So the below gem has been recently brought to my attention, and I found it fitting to share some of my thoughts on it. The graphic below was produced by Bank of America. BofA surveyed 1,500 of their clients between February and March of 2013. I assume that base criteria for participants to be eligible to have their voice heard was to hold at least one credit card obtained through BofA.
I happen to find the results of this survey to be fascinating. I find it fascinating because I have not owned a single credit card for over four years. I used to believe a lot of the credit myths out there like: it’s important to build your credit score, student loans and mortgages are good debt and of course the nose in the air arrogant myth that “debt is a tool used to build prosperity.” I live my life off a zero based budget planned for at the start of every month. I use cash to make everyday purchases and write checks and use online payments for monthly, quarterly and annual bills due. So during the course of time in between that it takes for the Summer Olympic games to occur, perhaps I have lost touch with the psyche of credit card users, and probably more importantly their behaviors. So here’s the chart showcasing BofA’s findings.

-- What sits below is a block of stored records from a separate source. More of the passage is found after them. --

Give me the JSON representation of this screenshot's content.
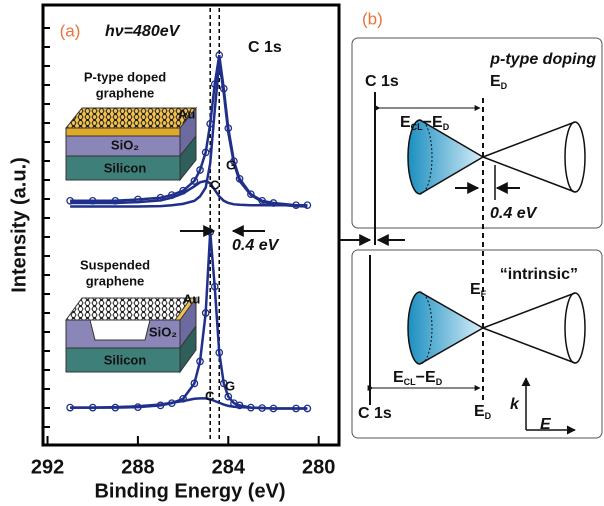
{
  "chart_data": {
    "type": "line",
    "panel_label": "(a)",
    "xlabel": "Binding Energy (eV)",
    "ylabel": "Intensity (a.u.)",
    "xlim": [
      292.2,
      279.1
    ],
    "xticks": [
      292,
      288,
      284,
      280
    ],
    "ylim": [
      0,
      10
    ],
    "x": [
      291,
      290,
      289,
      288,
      287,
      286.5,
      286,
      285.5,
      285.25,
      285,
      284.8,
      284.6,
      284.4,
      284.2,
      284,
      283.75,
      283.5,
      283,
      282.5,
      282,
      281,
      280.5
    ],
    "series": [
      {
        "color": "#1f2f8a",
        "markers": true,
        "values": [
          5.55,
          5.55,
          5.55,
          5.58,
          5.62,
          5.68,
          5.78,
          6.0,
          6.25,
          6.65,
          7.3,
          8.2,
          8.86,
          8.1,
          7.2,
          6.45,
          6.05,
          5.7,
          5.55,
          5.5,
          5.45,
          5.45
        ]
      },
      {
        "color": "#1f2f8a",
        "markers": false,
        "values": [
          5.42,
          5.42,
          5.42,
          5.42,
          5.43,
          5.45,
          5.48,
          5.55,
          5.65,
          5.85,
          6.4,
          7.6,
          8.7,
          8.0,
          7.1,
          6.4,
          6.0,
          5.68,
          5.53,
          5.47,
          5.43,
          5.42
        ]
      },
      {
        "color": "#1f2f8a",
        "markers": false,
        "values": [
          5.5,
          5.5,
          5.5,
          5.52,
          5.56,
          5.62,
          5.72,
          5.88,
          5.97,
          6.0,
          5.95,
          5.8,
          5.65,
          5.55,
          5.5,
          5.47,
          5.46,
          5.45,
          5.45,
          5.45,
          5.45,
          5.45
        ]
      },
      {
        "color": "#1f2f8a",
        "markers": true,
        "values": [
          0.85,
          0.85,
          0.85,
          0.86,
          0.9,
          0.95,
          1.05,
          1.4,
          1.9,
          3.0,
          4.84,
          3.6,
          2.1,
          1.4,
          1.1,
          0.95,
          0.9,
          0.85,
          0.84,
          0.83,
          0.83,
          0.83
        ]
      },
      {
        "color": "#1f2f8a",
        "markers": false,
        "values": [
          0.85,
          0.85,
          0.86,
          0.88,
          0.92,
          0.96,
          1.0,
          1.05,
          1.06,
          1.06,
          1.04,
          1.0,
          0.96,
          0.92,
          0.89,
          0.87,
          0.86,
          0.85,
          0.84,
          0.83,
          0.83,
          0.83
        ]
      }
    ],
    "reference_lines": [
      284.8,
      284.4
    ],
    "annotations": {
      "photon": "hν=480eV",
      "core_level": "C 1s",
      "g_upper": "G",
      "c_upper": "C",
      "g_lower": "G",
      "c_lower": "C",
      "shift": "0.4 eV",
      "doped_title_1": "P-type doped",
      "doped_title_2": "graphene",
      "suspended_title_1": "Suspended",
      "suspended_title_2": "graphene",
      "au_upper": "Au",
      "sio2_upper": "SiO₂",
      "silicon_upper": "Silicon",
      "au_lower": "Au",
      "sio2_lower": "SiO₂",
      "silicon_lower": "Silicon"
    }
  },
  "panel_b": {
    "label": "(b)",
    "top": {
      "title": "p-type doping",
      "core_level": "C 1s",
      "dirac": {
        "main": "E",
        "sub": "D"
      },
      "gap": {
        "a": "E",
        "a_sub": "CL",
        "dash": "−",
        "b": "E",
        "b_sub": "D"
      },
      "shift": "0.4 eV"
    },
    "bottom": {
      "title": "“intrinsic”",
      "core_level": "C 1s",
      "fermi": {
        "main": "E",
        "sub": "F"
      },
      "dirac": {
        "main": "E",
        "sub": "D"
      },
      "gap": {
        "a": "E",
        "a_sub": "CL",
        "dash": "−",
        "b": "E",
        "b_sub": "D"
      },
      "k_axis": "k",
      "e_axis": "E"
    }
  }
}
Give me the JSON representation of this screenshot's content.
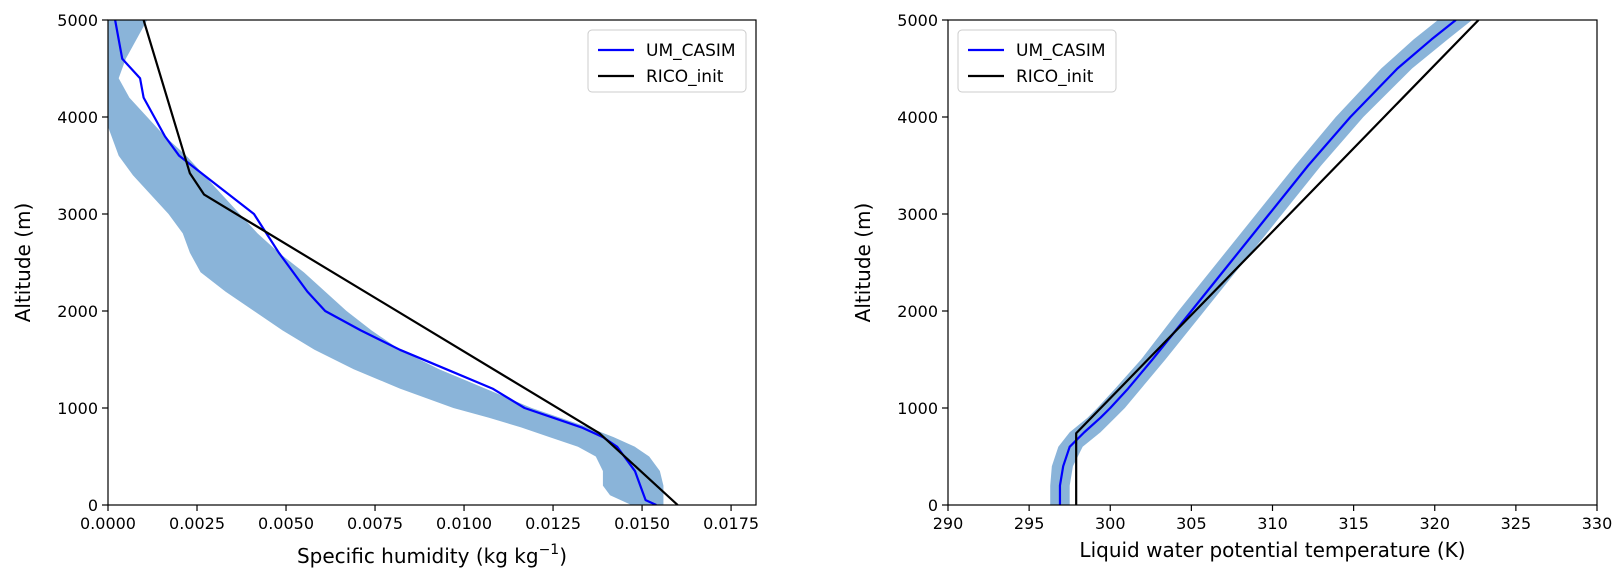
{
  "chart_data": [
    {
      "type": "line",
      "xlabel": "Specific humidity",
      "xlabel_units": "(kg kg",
      "xlabel_exp": "−1",
      "xlabel_close": ")",
      "ylabel": "Altitude (m)",
      "xlim": [
        0,
        0.0182
      ],
      "ylim": [
        0,
        5000
      ],
      "xticks": [
        0,
        0.0025,
        0.005,
        0.0075,
        0.01,
        0.0125,
        0.015,
        0.0175
      ],
      "xtick_labels": [
        "0.0000",
        "0.0025",
        "0.0050",
        "0.0075",
        "0.0100",
        "0.0125",
        "0.0150",
        "0.0175"
      ],
      "yticks": [
        0,
        1000,
        2000,
        3000,
        4000,
        5000
      ],
      "ytick_labels": [
        "0",
        "1000",
        "2000",
        "3000",
        "4000",
        "5000"
      ],
      "grid": false,
      "legend_position": "top-right",
      "colors": {
        "UM_CASIM": "#0000ff",
        "RICO_init": "#000000",
        "band": "#8ab4d9"
      },
      "band": {
        "y": [
          0,
          100,
          200,
          350,
          500,
          600,
          700,
          800,
          900,
          1000,
          1200,
          1400,
          1600,
          1800,
          2000,
          2200,
          2400,
          2600,
          2800,
          3000,
          3200,
          3400,
          3600,
          3800,
          4000,
          4200,
          4400,
          4600,
          4800,
          5000
        ],
        "lower": [
          0.0147,
          0.0141,
          0.0139,
          0.0139,
          0.0137,
          0.0132,
          0.0124,
          0.0116,
          0.0107,
          0.0097,
          0.0082,
          0.0069,
          0.0058,
          0.0049,
          0.0041,
          0.0033,
          0.0026,
          0.0023,
          0.0021,
          0.0017,
          0.0012,
          0.0007,
          0.0003,
          0.0001,
          -0.0001,
          -0.0002,
          -0.0003,
          -0.0003,
          -0.0002,
          -0.0001
        ],
        "upper": [
          0.0156,
          0.0156,
          0.0156,
          0.0155,
          0.0152,
          0.0148,
          0.0142,
          0.0135,
          0.0127,
          0.0119,
          0.0106,
          0.0093,
          0.0082,
          0.0074,
          0.0067,
          0.0061,
          0.0055,
          0.0048,
          0.0042,
          0.0037,
          0.0032,
          0.0027,
          0.0022,
          0.0016,
          0.0011,
          0.0006,
          0.0003,
          0.0005,
          0.0008,
          0.0011
        ]
      },
      "series": [
        {
          "name": "UM_CASIM",
          "x": [
            0.0154,
            0.0151,
            0.015,
            0.0148,
            0.0145,
            0.0143,
            0.0139,
            0.0133,
            0.0125,
            0.0117,
            0.0108,
            0.0095,
            0.0082,
            0.0071,
            0.0061,
            0.0056,
            0.0048,
            0.0041,
            0.0034,
            0.0027,
            0.002,
            0.0016,
            0.0013,
            0.001,
            0.0009,
            0.0004,
            0.0003,
            0.0002
          ],
          "y": [
            0,
            50,
            150,
            350,
            500,
            600,
            700,
            800,
            900,
            1000,
            1200,
            1400,
            1600,
            1800,
            2000,
            2200,
            2600,
            3000,
            3200,
            3400,
            3600,
            3800,
            4000,
            4200,
            4400,
            4600,
            4800,
            5000
          ]
        },
        {
          "name": "RICO_init",
          "x": [
            0.016,
            0.0138,
            0.0027,
            0.0023,
            0.001
          ],
          "y": [
            0,
            740,
            3200,
            3420,
            5000
          ]
        }
      ]
    },
    {
      "type": "line",
      "xlabel": "Liquid water potential temperature (K)",
      "ylabel": "Altitude (m)",
      "xlim": [
        290,
        330
      ],
      "ylim": [
        0,
        5000
      ],
      "xticks": [
        290,
        295,
        300,
        305,
        310,
        315,
        320,
        325,
        330
      ],
      "xtick_labels": [
        "290",
        "295",
        "300",
        "305",
        "310",
        "315",
        "320",
        "325",
        "330"
      ],
      "yticks": [
        0,
        1000,
        2000,
        3000,
        4000,
        5000
      ],
      "ytick_labels": [
        "0",
        "1000",
        "2000",
        "3000",
        "4000",
        "5000"
      ],
      "grid": false,
      "legend_position": "top-left",
      "colors": {
        "UM_CASIM": "#0000ff",
        "RICO_init": "#000000",
        "band": "#8ab4d9"
      },
      "band": {
        "y": [
          0,
          200,
          400,
          600,
          750,
          900,
          1000,
          1200,
          1500,
          2000,
          2500,
          3000,
          3500,
          4000,
          4500,
          4800,
          5000
        ],
        "lower": [
          296.3,
          296.3,
          296.4,
          296.8,
          297.5,
          298.6,
          299.2,
          300.3,
          301.9,
          304.2,
          306.6,
          309.0,
          311.4,
          313.9,
          316.7,
          318.7,
          320.2
        ],
        "upper": [
          297.5,
          297.5,
          297.7,
          298.3,
          299.4,
          300.3,
          300.9,
          301.9,
          303.4,
          305.8,
          308.2,
          310.6,
          313.0,
          315.6,
          318.6,
          320.8,
          322.3
        ]
      },
      "series": [
        {
          "name": "UM_CASIM",
          "x": [
            296.9,
            296.9,
            297.1,
            297.5,
            298.4,
            299.4,
            300.0,
            301.1,
            302.6,
            305.0,
            307.4,
            309.8,
            312.2,
            314.8,
            317.7,
            319.8,
            321.3
          ],
          "y": [
            0,
            200,
            400,
            600,
            750,
            900,
            1000,
            1200,
            1500,
            2000,
            2500,
            3000,
            3500,
            4000,
            4500,
            4800,
            5000
          ]
        },
        {
          "name": "RICO_init",
          "x": [
            297.9,
            297.9,
            322.7
          ],
          "y": [
            0,
            740,
            5000
          ]
        }
      ]
    }
  ]
}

Now when I started to piece together some of this information I actually started to find it rather humorous. More than half of BofA credit card users carry a balance on their card every month, nearly 9 out of 10 of them want to be rewarded with cash back while just under half want to be rewarded for responsibly managing their credit cards.
To me these numbers translate to this: Nearly everyone wants cash back on the use of their credit cards, but less than half use the cards responsibly.
Just as alarming is that more than half of users carry a monthly balance. And a third pay more than the minimum payment due, but fail to pay the balance off. Across 1,500 people, that is an awful lot of interest that is accruing and leaving the consumers’ pocket and finding its way to the fine people at BofA.
Look, I get it. Conceptually credit card users want to use credit cards for everyday purchases that we were planning to buy anyway: groceries, gas, rent, utilities, etc. And with these fixed expenses we plan, through credit cards, to put a little more coin in our pocket by getting an “easy” 3-5% back on these purchases.
“I won’t overspend.” “It will never happen to me.” “I’m going to borrow responsibly.” We all say it. Hell, even I used to say it. But statistically this is just not what’s happening out there. This study shows that we know we’re overspending, but as long as we get our “cash back” we don’t give a damn.
Well I’m telling you to give a damn. Easy access to credit through a credit card increases our likelihood of overspending. It happened to me, it’s happening to the majority of the 1,500 respondents and statistics are showing that it’s happening to the majority of credit card holders out there. BofA, Visa, MasterCard, Chase and all issuers of credit cards are not non-profit entities. They are not in the business of giving away profits in the form of “cash back.” The facts and statistics are showing that the interest paid on credit cards are large areas of profit for the lenders .nerdwallet.com did an assessment based on data from the Federal Reserve that stated through the end of February 2013, American households owed $848 Billion dollars on credit cards alone. And when you factor in stupidly high interest rates north of 16%, that totals out to a lot of stupid tax.
So I made the decision 4 years ago that I’m not playing games anymore. Credit card lenders were preying on me and foaming at the mouth for me to overspend and pay interest. So I switched to a cash based lifestyle, and must say that it’s been working pretty well for me.
I don’t get 3-5% back on my grocery purchases. Instead I am calculating and intentional with all of my purchases and do not overspend in my budget categories. I prioritize saving and am currently sending 6% of my gross income to my 401k and am heaving disposable income into my brokerage account. So ultimately I’ve traded making 5% cash back on money spent for making 16% on money that I’ve saved. And you know what’s better about the latter? At the end of the day I have the money saved still with me and the power of compound interest working for me instead of spending without a plan to earn a pathetic amount in cash back and wondering why I don’t have any money at the end of the day.
I’ll end this post with one of my favorite quotes from Albert Einstein: “Compound interest is the eighth wonder of the world. He who understands it, earns it…he who doesn’t…pays it.”